La illustrava sempre col suo dire pacato e fermo per mettere in guardia dai guasti che l’insidiosa mente-clan può provocare.

«Quello che in molti ignorano – ripeteva – è che il nostro cervello è fatto di due cervelli. Un cervello arcaico, limbico, localizzato nell’ippocampo, che non si è praticamente evoluto da tre milioni di anni fa a oggi. L’ altro cervello è quello cognitivo, molto più giovane. È nato con il linguaggio e in 150.000 anni ha vissuto uno sviluppo straordinario, specialmente grazie alla cultura. Si trova nella neo-corteccia. … Tutte le grandi tragedie – la Shoah, le guerre, il nazismo, il razzismo.. sono dovute alla prevalenza della componente emotiva su quella cognitiva» (la Repubblica, 19 febbraio 2009).

Allo studio del cervello aveva dedicato una vita di studio, questa piccola grande semplice donna che continua a vivere tra noi…

Ne era scientemente consapevole e per questo a chi le chiedeva se avesse paura della morte rispondeva: «non mi importa, perché l’eternità è nel messaggio che lasciamo».

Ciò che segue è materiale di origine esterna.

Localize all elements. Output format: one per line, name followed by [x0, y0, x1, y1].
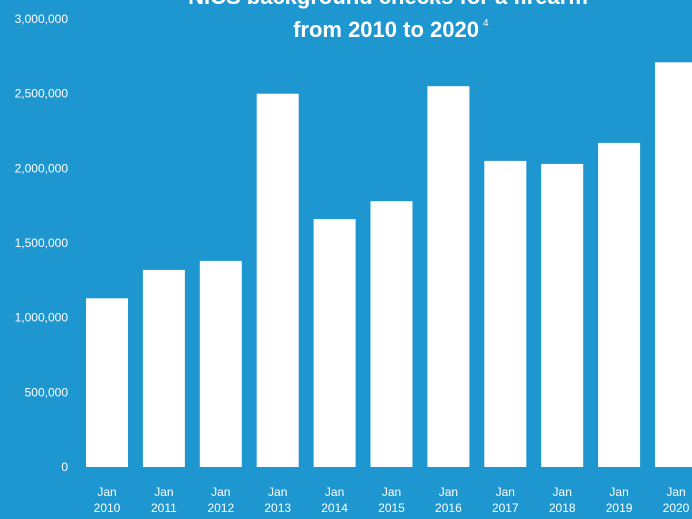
x-tick-label: Jan	[382, 485, 401, 499]
x-tick-label: Jan	[609, 485, 628, 499]
x-tick-label: 2013	[264, 501, 291, 515]
bar	[199, 260, 242, 467]
x-tick-label: 2012	[207, 501, 234, 515]
y-tick-label: 0	[61, 460, 68, 474]
bar	[370, 201, 413, 467]
bar	[655, 62, 692, 468]
chart-title: NICS background checks for a firearm	[188, 0, 588, 9]
chart-title-group: NICS background checks for a firearm fro…	[188, 0, 588, 42]
x-tick-label: Jan	[439, 485, 458, 499]
y-tick-label: 2,000,000	[15, 161, 69, 175]
x-tick-label: 2010	[94, 501, 121, 515]
x-tick-label: 2019	[606, 501, 633, 515]
y-tick-label: 2,500,000	[15, 87, 69, 101]
x-tick-label: Jan	[268, 485, 287, 499]
x-tick-label: Jan	[496, 485, 515, 499]
x-tick-label: Jan	[666, 485, 685, 499]
chart-subtitle: from 2010 to 2020	[293, 17, 479, 42]
x-tick-label: 2017	[492, 501, 519, 515]
x-tick-label: 2018	[549, 501, 576, 515]
y-axis: 0 500,000 1,000,000 1,500,000 2,000,000 2,500…	[15, 12, 69, 474]
y-tick-label: 3,000,000	[15, 12, 69, 26]
bar	[427, 86, 470, 467]
x-tick-label: 2016	[435, 501, 462, 515]
bar	[313, 219, 356, 467]
bar	[598, 142, 641, 467]
y-tick-label: 500,000	[25, 385, 69, 399]
x-axis: Jan 2010 Jan 2011 Jan 2012 Jan 2013 Jan 2014 Jan 20…	[94, 485, 690, 515]
x-tick-label: 2011	[151, 501, 177, 515]
y-tick-label: 1,000,000	[15, 311, 69, 325]
bar	[484, 160, 527, 467]
x-tick-label: 2020	[663, 501, 690, 515]
x-tick-label: Jan	[97, 485, 116, 499]
bars	[86, 62, 692, 468]
y-tick-label: 1,500,000	[15, 236, 69, 250]
x-tick-label: 2014	[321, 501, 348, 515]
bar	[256, 93, 299, 467]
x-tick-label: Jan	[154, 485, 173, 499]
x-tick-label: 2015	[378, 501, 405, 515]
x-tick-label: Jan	[211, 485, 230, 499]
bar	[142, 269, 185, 467]
x-tick-label: Jan	[553, 485, 572, 499]
chart-subtitle-footnote: 4	[483, 18, 489, 29]
bar	[541, 163, 584, 467]
bar	[86, 298, 128, 467]
x-tick-label: Jan	[325, 485, 344, 499]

Ha coniugato ricerca scientifica e impegno civile. Si pensi al suo apporto nelle battaglie per il divorzio, l’aborto, gli anticoncezionali. E ancora per contrastare leggi confessionali come la 40. Agli aiuti alle donne di tutto il mondo.

La scienza è cieca senza umanità. La vita è inutile se non si nutre del riconoscimento del diritto per ciascuno alla propria dignità. Non è solo amore dell’altro, sottolineava, ma molto, molto di più. È un dovere esistenziale per ciascuno!

Esempio grandioso essa stessa di come il cervello non invecchi (per la scoperta della proteina che stimola la crescita delle fibre nervose aveva ricevuto il Nobel nel 1986) se lo si impegna nello sviluppo della cognitività, negli ultimi anni si era divisa tra il suo infaticabile lavoro di ricercatrice e quello di aiuto in particolare alle donne africane.

Ancora l’emancipazione delle donne, per la dignità delle donne!

Cosa del tutto incomprensibile agli australopitechi maschilisti che non sanno uscire dalla tautologia del non senso “sono superiore perché sono maschio”.

Incapaci di conquistare al cervello analitico-critico sempre maggiori spazi di cognitività, non comprendono che Lucy ne ha fatto di cammino.

Allora aprano la botola del loro recinto mentale e camminino. Perché, per usare ancora le parole di Rita Levi Montalcini «la mente dell’uomo diretta dalla cognitività arriva all’autocoscienza, ovvero alla consapevolezza di essere proprietari della propria mente, che è la più bella esperienza per la quale vale la pena di vivere».